According to Investec chief economist Annabel Bishop, the expanded unemployment rate demonstrates the extent of South Africa’s dire unemployment situation.
“Consumers are highly constrained; the cost of living has spiralled with inflation proving sticky, while the indebted have to contend with markedly higher interest rates with a further hike expected at (this) week’s MPC meeting.”
The long-term impact of South Africa’s embattled job market is also apparent across the board – including with factors like education levels.
It has become increasingly more difficult to find work in the country, no matter how qualified job seekers are.
According to Stats SA, graduate unemployment has grown from 5.5% in 2013 to 10.6% in 2023. The same trend has emerged for those with other tertiary qualifications – increasing from 11.9% in 2013 to 23.5% in 2023.
Over the same period, the overall labour force participation rate – the proportion of the working-age population either employed or unemployed – has increased, while the absorption rate – the proportion that is employed – has decreased quite significantly.
According to economists at Nedbank, the path forward is not optimistic.
Commenting on the latest unemployment statistics, the group said that the South African economy faces many headwinds in 2023, “which does not bode well for the job market”.
“Slower demand in most major economies, hurt by the high cost of living, will exert downward pressure on commodity prices and weigh on export-orientated industries such as mining and manufacturing.

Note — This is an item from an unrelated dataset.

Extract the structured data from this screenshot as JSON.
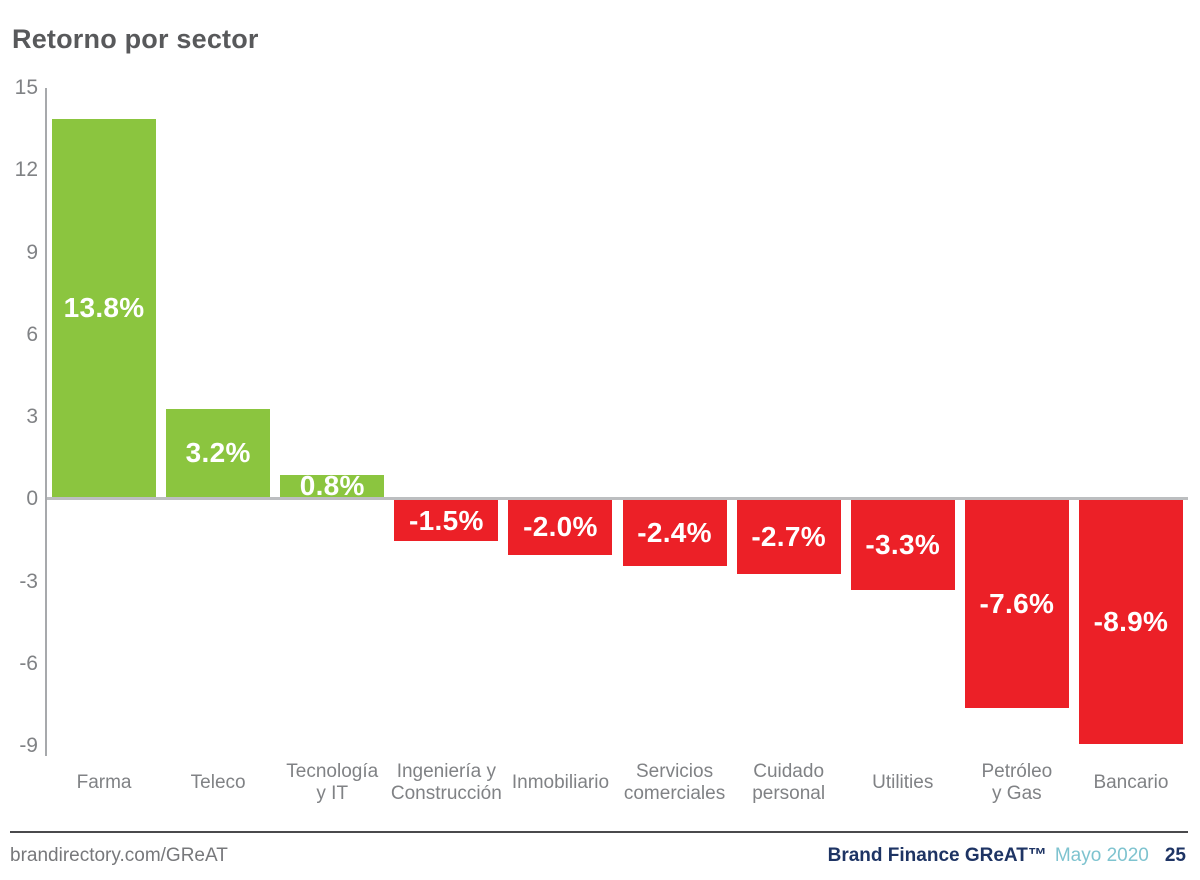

Unfortunately, those two industries are also power intensive and will suffer the most pain from the electricity crisis,” it said.
The bank said that employment by the government would be limited by the fiscal consolidation path, which, among other key objectives, prioritises the reduction of the wage bill. Treasury has already indicated that significant trade-offs will have to be made in job opportunities, given the sector’s current path of wage negotiations.
“Added to this, the number of unemployed and discouraged work seekers who can enter the job market remains high, so even if employment were to increase, the unemployment rate is likely to remain structurally high over the medium term,” the bank said.